Education
State Labor Relations Board to hear East Providence teachers’ complaint
07:20 AM EST on Friday, February 13, 2009
EAST PROVIDENCE — The state Labor Relations Board will hold a formal hearing on whether the School Committee broke the law when it unilaterally cut teachers’ pay 5 percent and began payroll deductions equivalent to 20 percent of the cost of health-insurance premiums.
The labor board issued a complaint against the committee after the East Providence Education Association charged that the School Department broke the law when it instituted the cuts on Jan. 16. The labor board voted to issue the complaint during a closed meeting Tuesday, but did not make an announcement until yesterday morning after both sides had received written notice, said administrator Robyn Golden.
“East Providence teachers are happy that the labor board has filed a complaint,” said Valarie Lawson, president of the 500-member union. The board’s vote bolsters “what the East Providence teachers have been saying all along — that the School Committee hasn’t bargained in good faith and their actions have been unlawful.”
Daniel Kinder, a lawyer representing the School Department, said he wasn’t surprised by the board’s vote.
“Almost every charge a union brings gets a complaint and hearing,” he said.
Hearings are slated for March 9, March 11, March 19 and April 2. They will be open to the public and held on the first floor of the Department of Labor and Training, 1511 Pontiac Ave., Cranston.

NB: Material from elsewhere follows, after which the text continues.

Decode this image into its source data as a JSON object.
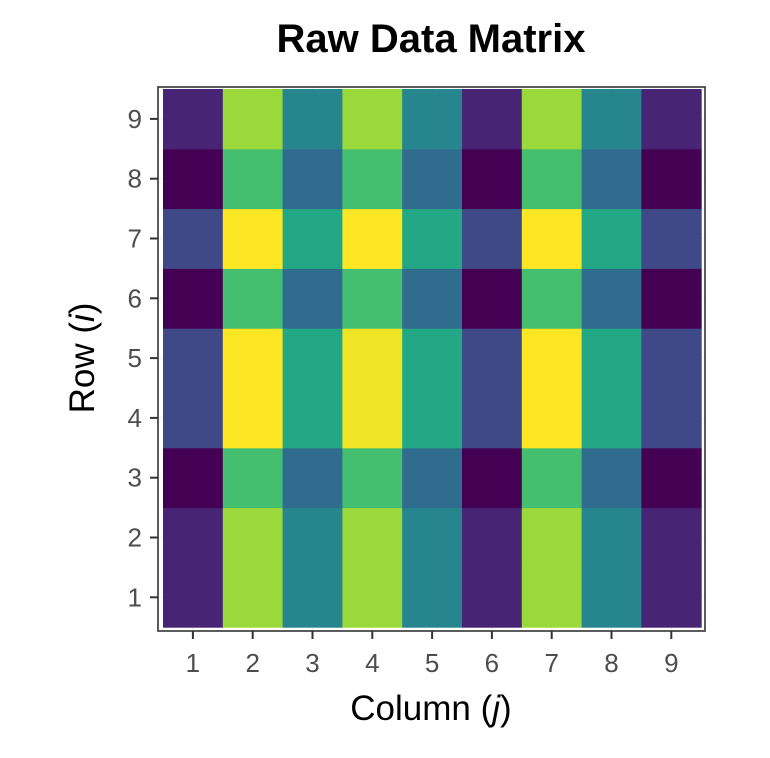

The board also decided to consolidate the case with another complaint it previously brought against the committee. That one, which had been slated for a hearing on Aug. 25, deals with whether the committee violated the law when it insisted on public negotiations as a prior condition for collective bargaining.
But instead of waiting until August to take up both cases, the board wanted to “expedite” the matter since it has moved to the “forefront,” Golden said. It’s been in the public spotlight and has already been to court. The union sought an injunction to block the pay cuts, but a Superior Court judge denied the request and the Supreme Court refused to hear an appeal.
School officials say the salary reductions will save about $3 million this year and that, without them, the district would run a deficit, which is a violation of state law.
The teachers’ contract expired Oct. 31. When the union and the committee couldn’t agree on a new one, the dispute went to arbitration. But the committee rejected the arbitrator’s decision, which froze pay for one year and awarded annual raises of 2 percent and 3 percent in the second and third years. It also would have gradually phased in insurance premium sharing, from zero to 15 percent over three years.
“We tried everything to get an agreement with the teachers’ union that we could afford. We told them they could write the agreement any way they wanted, as long as it saved us at least $3 million. We mediated. We arbitrated. And then we had no choice,” Anthony Carcieri, chairman of the committee, said in a statement.
“They wouldn’t agree and the law doesn’t allow us to pay them what they wanted. So we had to roll back their pay raise from last year, and they have to pay part of their insurance costs. If the government can’t protect the taxpayers then what’s it there for? If the government doesn’t follow the law, then who will? The law says we can’t run a deficit. We have no more money.”